Last night, H and I got into an argument, and in the end, I decided to bring up the topic of my birthday. His reasoning for not taking time to help me celebrate is this: birthdays usually fall during weekdays, and then, we usually only celebrate in the evenings, and he didn't consider that it falls on a weekend this year, and there's more to the day than the evening. He's working hard, and is trying to get ahead, would love to spend some of the day with me, but just doesn't think he'll have time.

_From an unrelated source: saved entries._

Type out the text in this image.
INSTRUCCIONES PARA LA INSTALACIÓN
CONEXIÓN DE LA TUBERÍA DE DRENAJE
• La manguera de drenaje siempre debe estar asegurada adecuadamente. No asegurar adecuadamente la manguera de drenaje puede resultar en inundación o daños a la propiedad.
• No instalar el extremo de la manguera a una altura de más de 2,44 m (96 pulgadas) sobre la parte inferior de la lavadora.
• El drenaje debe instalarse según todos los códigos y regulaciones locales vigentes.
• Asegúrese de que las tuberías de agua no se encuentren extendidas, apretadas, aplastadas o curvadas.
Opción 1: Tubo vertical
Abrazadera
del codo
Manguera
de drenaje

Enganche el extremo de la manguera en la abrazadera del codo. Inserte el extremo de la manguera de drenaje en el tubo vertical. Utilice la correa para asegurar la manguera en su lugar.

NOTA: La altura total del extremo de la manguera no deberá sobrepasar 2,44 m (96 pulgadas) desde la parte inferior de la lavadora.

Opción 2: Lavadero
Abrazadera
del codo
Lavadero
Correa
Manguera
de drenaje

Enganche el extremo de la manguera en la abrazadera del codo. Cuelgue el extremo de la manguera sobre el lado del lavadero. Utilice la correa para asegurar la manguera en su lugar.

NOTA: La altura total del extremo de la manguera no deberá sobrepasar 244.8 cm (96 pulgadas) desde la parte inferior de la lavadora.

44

We cleared a lot of subjects last night during our talk, and in the end, he got teary and said that he's sure that we're going to be okay, and that everything is going to work out for us. I felt the need to tell him that I wasn't sure he understood the gravity of the situation, and that after 3-ish years of my being checked out, that I really am not sure if it's possible to check back in or fall in love with someone again. He is hell bent on trying until we make it, and I'm still on the fence about this whole situation. I really don't want to be a divorcee, but I also want to be happy, and I want him to be happy too. I don't want to regret not trying, but I don't want to spend the next 2 years still trying, then losing more time. Oh, and after pretty much telling him I'm almost done, and not really in love with him anymore, he was still ready for some sex, which never happened, but he was still ready to roll. Is this normal?
Last night, he said that he would love to have a family with me, but when I mentioned that he might have to give up his 1 after-work activity should we have children, he kind of balked at that, and said that he wouldn't give it up, but would just have to find a time that worked better to take part in it. I, on the other, understand that I would have to give up my 2 activities. I also mentioned again that with the mental illness in his family, that it would be unwise for us to procreate. For some reason, he thinks that these genes would only come from his Dad's side, and not his Mom's side. His sister is also severely affected, along with a number of family members from both sides.
I think I'll get online to see what my therapist's schedule is like, and when I can get in to see her again.